Marc Lafontaine n'avait pas supporté le constat d'une liaison avec un rival

FLEMALLE Le parquet a requis mardi devant le tribunal correctionnel de Liège une peine de 8 mois de prison contre l'échevin flémallois Marc Lafontaine, poursuivi pour coups et blessures sur la bourgmestre de la commune.

Attaché parlementaire et ex-compagnon de la victime, il n'avait pas supporté le constat d'une liaison avec un rival. Marc Lafontaine s'était présenté le 30 novembre 2008 au domicile d'Isabelle Simonis, la bourgmestre de Flémalle avec laquelle il avait entretenu une liaison durant plusieurs années. Leur relation venait de s'achever mais Marc Lafontaine espérait renouer. Le jour des faits, il avait constaté que son ex-compagne était en compagnie d'un autre homme.

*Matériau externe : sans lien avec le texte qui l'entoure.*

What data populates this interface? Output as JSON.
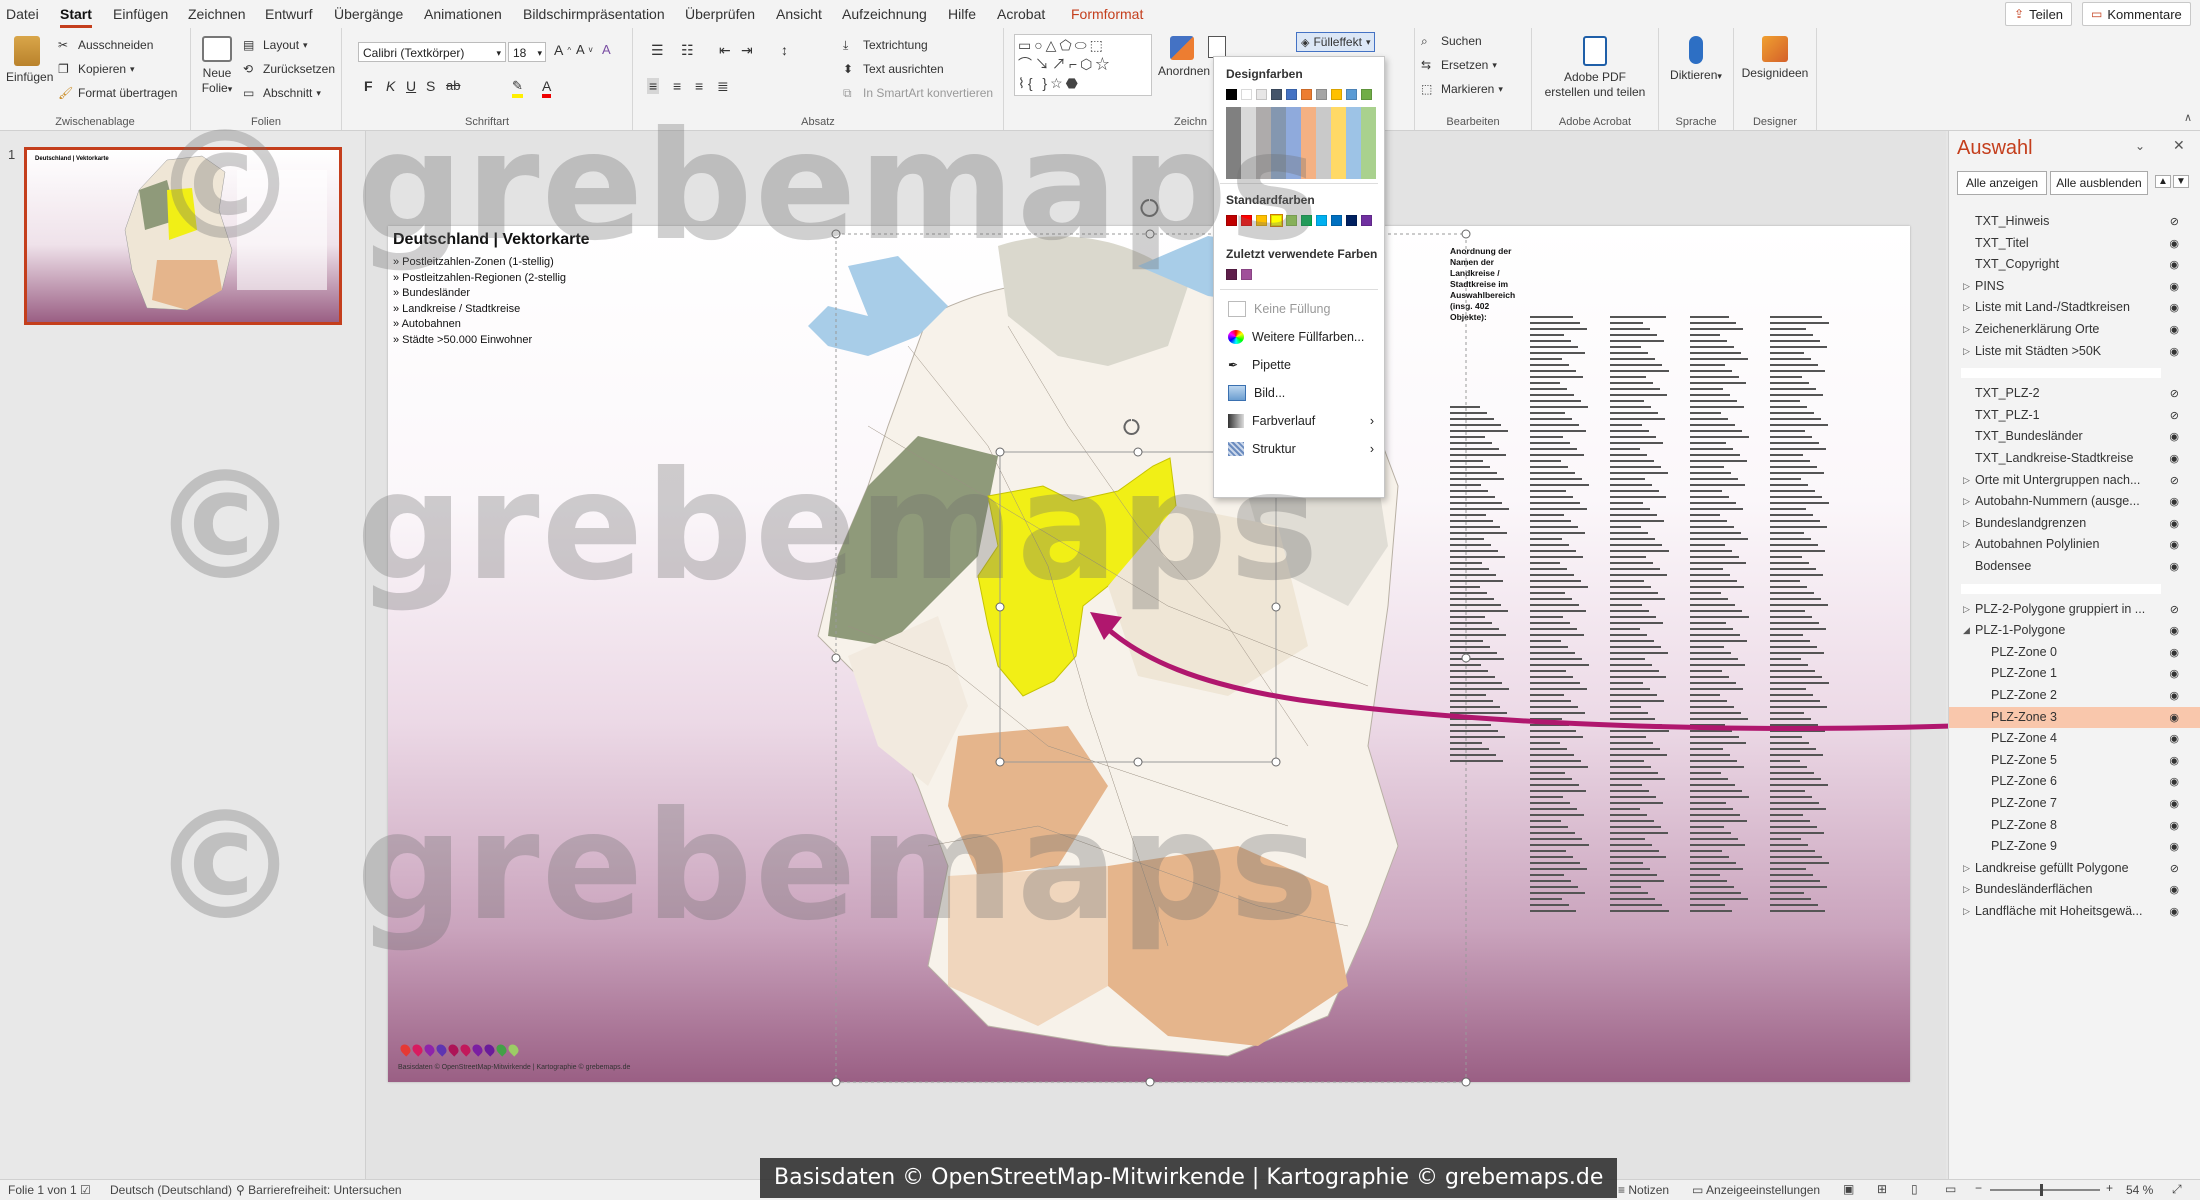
{
  "menubar": {
    "tabs": [
      "Datei",
      "Start",
      "Einfügen",
      "Zeichnen",
      "Entwurf",
      "Übergänge",
      "Animationen",
      "Bildschirmpräsentation",
      "Überprüfen",
      "Ansicht",
      "Aufzeichnung",
      "Hilfe",
      "Acrobat",
      "Formformat"
    ],
    "active_tab": "Start",
    "share_label": "Teilen",
    "comments_label": "Kommentare"
  },
  "ribbon": {
    "clipboard": {
      "paste": "Einfügen",
      "cut": "Ausschneiden",
      "copy": "Kopieren",
      "format_painter": "Format übertragen",
      "label": "Zwischenablage"
    },
    "slides": {
      "new_slide_1": "Neue",
      "new_slide_2": "Folie",
      "layout": "Layout",
      "reset": "Zurücksetzen",
      "section": "Abschnitt",
      "label": "Folien"
    },
    "font": {
      "family": "Calibri (Textkörper)",
      "size": "18",
      "bold": "F",
      "italic": "K",
      "underline": "U",
      "strike": "S",
      "shadow": "ab",
      "label": "Schriftart"
    },
    "paragraph": {
      "text_direction": "Textrichtung",
      "align_text": "Text ausrichten",
      "smartart": "In SmartArt konvertieren",
      "label": "Absatz"
    },
    "drawing": {
      "arrange": "Anordnen",
      "label": "Zeichn",
      "fill_effect": "Fülleffekt"
    },
    "editing": {
      "find": "Suchen",
      "replace": "Ersetzen",
      "select": "Markieren",
      "label": "Bearbeiten"
    },
    "acrobat": {
      "create_pdf_1": "Adobe PDF",
      "create_pdf_2": "erstellen und teilen",
      "label": "Adobe Acrobat"
    },
    "voice": {
      "dictate": "Diktieren",
      "label": "Sprache"
    },
    "designer": {
      "ideas": "Designideen",
      "label": "Designer"
    }
  },
  "fill_menu": {
    "theme_colors": "Designfarben",
    "standard_colors": "Standardfarben",
    "recent_colors": "Zuletzt verwendete Farben",
    "no_fill": "Keine Füllung",
    "more_colors": "Weitere Füllfarben...",
    "eyedropper": "Pipette",
    "picture": "Bild...",
    "gradient": "Farbverlauf",
    "texture": "Struktur",
    "theme_row": [
      "#000000",
      "#ffffff",
      "#e7e6e6",
      "#44546a",
      "#4472c4",
      "#ed7d31",
      "#a5a5a5",
      "#ffc000",
      "#5b9bd5",
      "#70ad47"
    ],
    "standard_row": [
      "#c00000",
      "#ff0000",
      "#ffc000",
      "#ffff00",
      "#92d050",
      "#00b050",
      "#00b0f0",
      "#0070c0",
      "#002060",
      "#7030a0"
    ],
    "recent_row": [
      "#5e1f4a",
      "#a0509a"
    ]
  },
  "thumbnails": {
    "slide_number": "1"
  },
  "slide": {
    "title": "Deutschland | Vektorkarte",
    "bullets": [
      "» Postleitzahlen-Zonen (1-stellig)",
      "» Postleitzahlen-Regionen (2-stellig",
      "» Bundesländer",
      "» Landkreise / Stadtkreise",
      "» Autobahnen",
      "» Städte >50.000 Einwohner"
    ],
    "legend_heading": "Anordnung der Namen der Landkreise / Stadtkreise im Auswahlbereich (insg. 402 Objekte):",
    "footer_small": "Basisdaten © OpenStreetMap-Mitwirkende | Kartographie © grebemaps.de",
    "pin_colors": [
      "#e53935",
      "#d81b60",
      "#8e24aa",
      "#5e35b1",
      "#ad1457",
      "#c2185b",
      "#7b1fa2",
      "#6a1b9a",
      "#43a047",
      "#9ccc65"
    ],
    "map_colors": {
      "highlight": "#f1ef16",
      "olive": "#8f9a7a",
      "beige": "#f2eadf",
      "light": "#f7f2ea",
      "orange": "#e5b58c",
      "salmon": "#eac4a3",
      "grey": "#e0ddd5",
      "water": "#a8cde8"
    }
  },
  "selection_pane": {
    "title": "Auswahl",
    "show_all": "Alle anzeigen",
    "hide_all": "Alle ausblenden",
    "items": [
      {
        "name": "TXT_Hinweis",
        "hidden": true
      },
      {
        "name": "TXT_Titel",
        "hidden": false
      },
      {
        "name": "TXT_Copyright",
        "hidden": false
      },
      {
        "name": "PINS",
        "hidden": false,
        "group": true
      },
      {
        "name": "Liste mit Land-/Stadtkreisen",
        "hidden": false,
        "group": true
      },
      {
        "name": "Zeichenerklärung Orte",
        "hidden": false,
        "group": true
      },
      {
        "name": "Liste mit Städten >50K",
        "hidden": false,
        "group": true
      },
      {
        "name": "",
        "hidden": false,
        "divider": true
      },
      {
        "name": "TXT_PLZ-2",
        "hidden": true
      },
      {
        "name": "TXT_PLZ-1",
        "hidden": true
      },
      {
        "name": "TXT_Bundesländer",
        "hidden": false
      },
      {
        "name": "TXT_Landkreise-Stadtkreise",
        "hidden": false
      },
      {
        "name": "Orte mit Untergruppen nach...",
        "hidden": true,
        "group": true
      },
      {
        "name": "Autobahn-Nummern (ausge...",
        "hidden": false,
        "group": true
      },
      {
        "name": "Bundeslandgrenzen",
        "hidden": false,
        "group": true
      },
      {
        "name": "Autobahnen Polylinien",
        "hidden": false,
        "group": true
      },
      {
        "name": "Bodensee",
        "hidden": false
      },
      {
        "name": "",
        "hidden": false,
        "divider": true
      },
      {
        "name": "PLZ-2-Polygone gruppiert in ...",
        "hidden": true,
        "group": true
      },
      {
        "name": "PLZ-1-Polygone",
        "hidden": false,
        "group": true,
        "expanded": true
      },
      {
        "name": "PLZ-Zone 0",
        "hidden": false,
        "sub": true
      },
      {
        "name": "PLZ-Zone 1",
        "hidden": false,
        "sub": true
      },
      {
        "name": "PLZ-Zone 2",
        "hidden": false,
        "sub": true
      },
      {
        "name": "PLZ-Zone 3",
        "hidden": false,
        "sub": true,
        "selected": true
      },
      {
        "name": "PLZ-Zone 4",
        "hidden": false,
        "sub": true
      },
      {
        "name": "PLZ-Zone 5",
        "hidden": false,
        "sub": true
      },
      {
        "name": "PLZ-Zone 6",
        "hidden": false,
        "sub": true
      },
      {
        "name": "PLZ-Zone 7",
        "hidden": false,
        "sub": true
      },
      {
        "name": "PLZ-Zone 8",
        "hidden": false,
        "sub": true
      },
      {
        "name": "PLZ-Zone 9",
        "hidden": false,
        "sub": true
      },
      {
        "name": "Landkreise gefüllt Polygone",
        "hidden": true,
        "group": true
      },
      {
        "name": "Bundesländerflächen",
        "hidden": false,
        "group": true
      },
      {
        "name": "Landfläche mit Hoheitsgewä...",
        "hidden": false,
        "group": true
      }
    ]
  },
  "statusbar": {
    "slide_count": "Folie 1 von 1",
    "language": "Deutsch (Deutschland)",
    "accessibility": "Barrierefreiheit: Untersuchen",
    "notes": "Notizen",
    "display_settings": "Anzeigeeinstellungen",
    "zoom": "54 %"
  },
  "watermark": {
    "text": "© grebemaps",
    "credit": "Basisdaten © OpenStreetMap-Mitwirkende | Kartographie © grebemaps.de"
  }
}
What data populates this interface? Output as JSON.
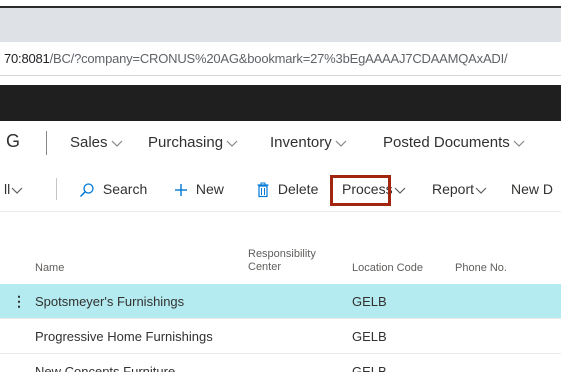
{
  "browser": {
    "url_host": "70:8081",
    "url_rest": "/BC/?company=CRONUS%20AG&bookmark=27%3bEgAAAAJ7CDAAMQAxADI/"
  },
  "nav": {
    "company_fragment": "G",
    "items": [
      {
        "label": "Sales"
      },
      {
        "label": "Purchasing"
      },
      {
        "label": "Inventory"
      },
      {
        "label": "Posted Documents"
      }
    ]
  },
  "actions": {
    "partial_label": "ll",
    "search": "Search",
    "new": "New",
    "delete": "Delete",
    "process": "Process",
    "report": "Report",
    "new_document_partial": "New D"
  },
  "table": {
    "columns": {
      "name": "Name",
      "responsibility_center": "Responsibility Center",
      "location_code": "Location Code",
      "phone": "Phone No."
    },
    "rows": [
      {
        "name": "Spotsmeyer's Furnishings",
        "location": "GELB"
      },
      {
        "name": "Progressive Home Furnishings",
        "location": "GELB"
      },
      {
        "name": "New Concepts Furniture",
        "location": "GELB"
      }
    ]
  },
  "colors": {
    "highlight_border": "#a1260d",
    "selected_row": "#b4ebf0",
    "app_bar": "#1f1f1f"
  }
}
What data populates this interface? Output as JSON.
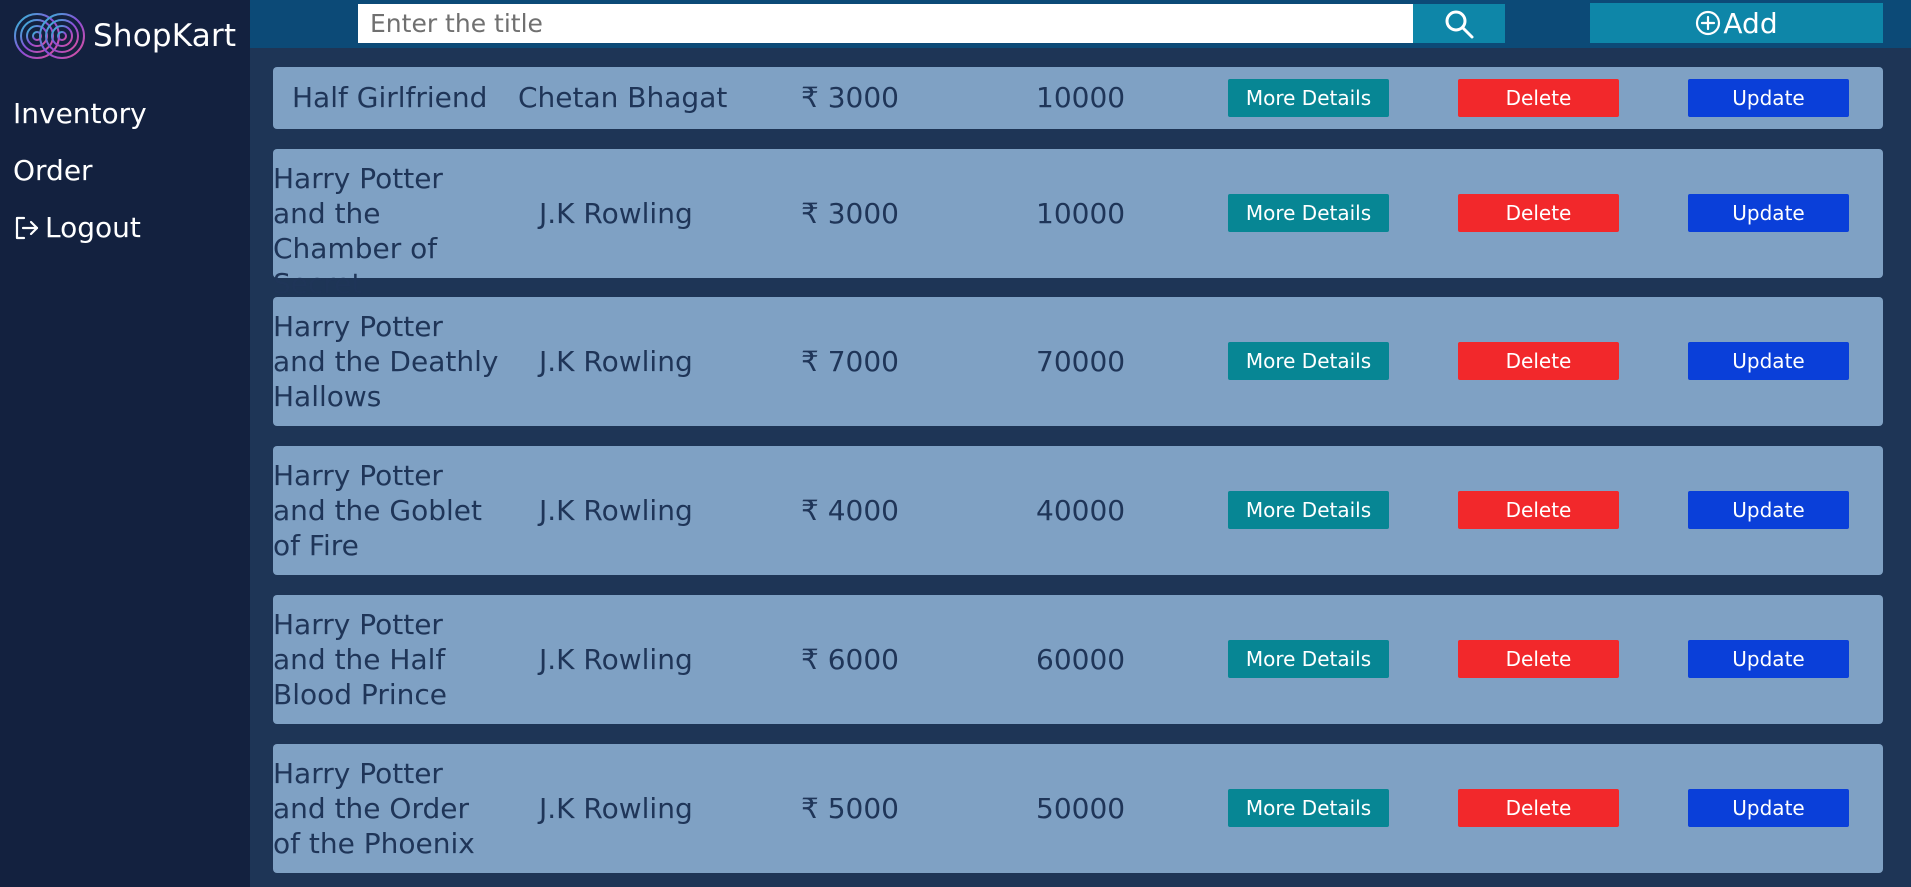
{
  "brand": {
    "name": "ShopKart"
  },
  "nav": {
    "inventory": "Inventory",
    "order": "Order",
    "logout": "Logout"
  },
  "search": {
    "placeholder": "Enter the title",
    "value": ""
  },
  "toolbar": {
    "add_label": "Add"
  },
  "actions": {
    "details_label": "More Details",
    "delete_label": "Delete",
    "update_label": "Update"
  },
  "books": [
    {
      "title": "Half Girlfriend",
      "author": "Chetan Bhagat",
      "price": "₹ 3000",
      "quantity": "10000"
    },
    {
      "title": "Harry Potter and the Chamber of Secret",
      "author": "J.K Rowling",
      "price": "₹ 3000",
      "quantity": "10000"
    },
    {
      "title": "Harry Potter and the Deathly Hallows",
      "author": "J.K Rowling",
      "price": "₹ 7000",
      "quantity": "70000"
    },
    {
      "title": "Harry Potter and the Goblet of Fire",
      "author": "J.K Rowling",
      "price": "₹ 4000",
      "quantity": "40000"
    },
    {
      "title": "Harry Potter and the Half Blood Prince",
      "author": "J.K Rowling",
      "price": "₹ 6000",
      "quantity": "60000"
    },
    {
      "title": "Harry Potter and the Order of the Phoenix",
      "author": "J.K Rowling",
      "price": "₹ 5000",
      "quantity": "50000"
    }
  ],
  "colors": {
    "sidebar": "#13213f",
    "topbar": "#0c4a77",
    "row": "#7fa1c4",
    "details": "#078694",
    "delete": "#f2282b",
    "update": "#0a3fd9"
  }
}
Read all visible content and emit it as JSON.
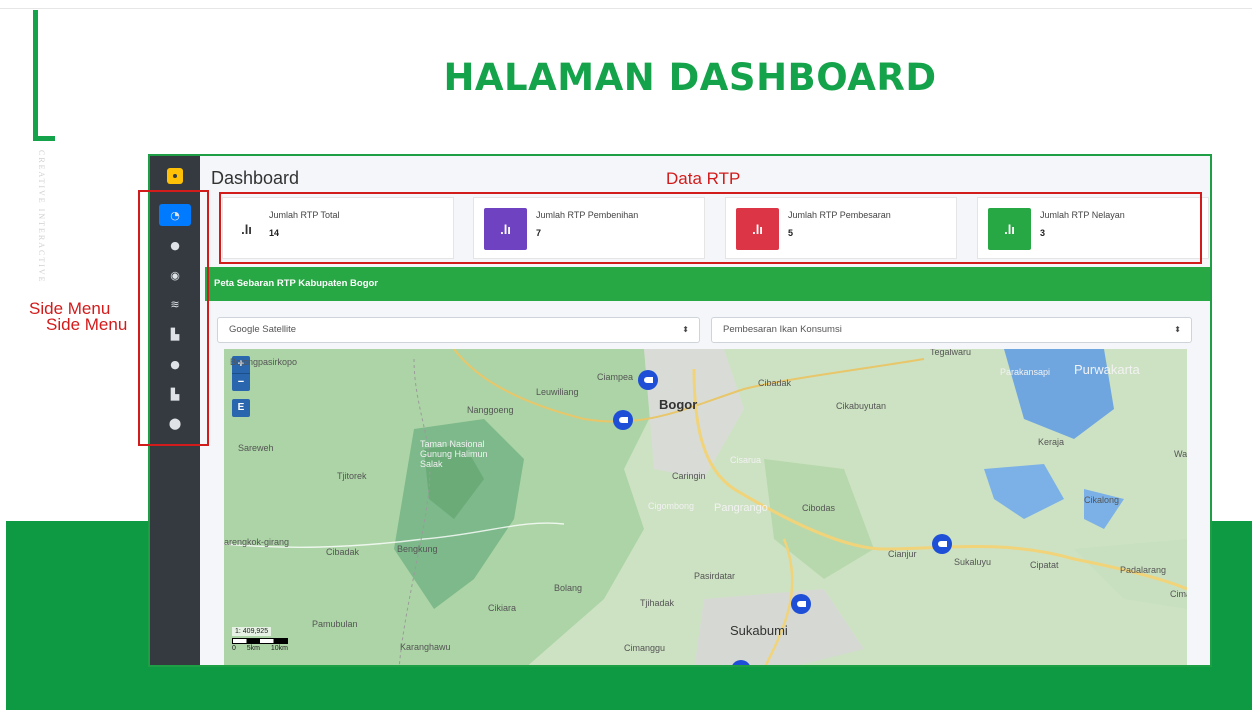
{
  "slide": {
    "title": "HALAMAN DASHBOARD",
    "vertical_text": "CREATIVE INTERACTIVE"
  },
  "app": {
    "page_heading": "Dashboard",
    "sidebar_icons": [
      "dashboard-icon",
      "user-icon",
      "circle-icon",
      "layers-icon",
      "file-icon",
      "user-icon",
      "chart-icon",
      "map-pin-icon"
    ],
    "cards": [
      {
        "label": "Jumlah RTP Total",
        "value": "14",
        "color": "#ffffff",
        "icon": "chart-icon"
      },
      {
        "label": "Jumlah RTP Pembenihan",
        "value": "7",
        "color": "#6f42c1",
        "icon": "chart-icon"
      },
      {
        "label": "Jumlah RTP Pembesaran",
        "value": "5",
        "color": "#dc3545",
        "icon": "chart-icon"
      },
      {
        "label": "Jumlah RTP Nelayan",
        "value": "3",
        "color": "#28a745",
        "icon": "chart-icon"
      }
    ],
    "map_section_title": "Peta Sebaran RTP Kabupaten Bogor",
    "basemap_select": "Google Satellite",
    "category_select": "Pembesaran Ikan Konsumsi",
    "map": {
      "zoom_in": "+",
      "zoom_out": "−",
      "layer_button": "E",
      "scale_ratio": "1: 409,925",
      "scale_units": [
        "0",
        "5km",
        "10km"
      ],
      "places": [
        "Bojongpasirkopo",
        "Leuwiliang",
        "Ciampea",
        "Bogor",
        "Cibadak",
        "Tegalwaru",
        "Parakansapi",
        "Purwakarta",
        "Nanggoeng",
        "Cikabuyutan",
        "Sareweh",
        "Tjitorek",
        "Taman Nasional Gunung Halimun Salak",
        "Caringin",
        "Cisarua",
        "Keraja",
        "Cigombong",
        "Pangrango",
        "Cibodas",
        "Cikalong",
        "arengkok-girang",
        "Cibadak",
        "Bengkung",
        "Cianjur",
        "Sukaluyu",
        "Cipatat",
        "Padalarang",
        "Pasirdatar",
        "Bolang",
        "Cikiara",
        "Tjihadak",
        "Pamubulan",
        "Sukabumi",
        "Karanghawu",
        "Cimanggu",
        "Cima",
        "Wa"
      ]
    }
  },
  "annotations": {
    "data_rtp": "Data RTP",
    "side_menu_1": "Side Menu",
    "side_menu_2": "Side Menu"
  },
  "colors": {
    "brand_green": "#14a34a",
    "band_green": "#0e9a43",
    "sidebar": "#343a40",
    "annotation_red": "#d21b1b",
    "marker_blue": "#1e4fd6"
  }
}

Le prévenu avait porté des coups de poings à son rival et à Isabelle Simonis, leur causant une incapacité. Marc Lafontaine prétendait que son ex-compagne tenait un double langage et qu'il s'était senti trompé. Le dossier évoque des coups violents mais le prévenu a minimisé leur incidence à l'audience.

Marc Lafontaine doit également répondre de faits de coups et blessures volontaires sur une autre précédente compagne. Il lui aurait porté des coups le 8 mai 2008 dans le cadre d'une dispute. Il a minimisé également ces faits en évoquant une simple poussée.

Alors que la partie civile a évoqué un caractère machiste chez le prévenu, le parquet a épinglé les "méthodes d'acharnement" de l'échevin qui n'accepterait pas l'idée de la séparation.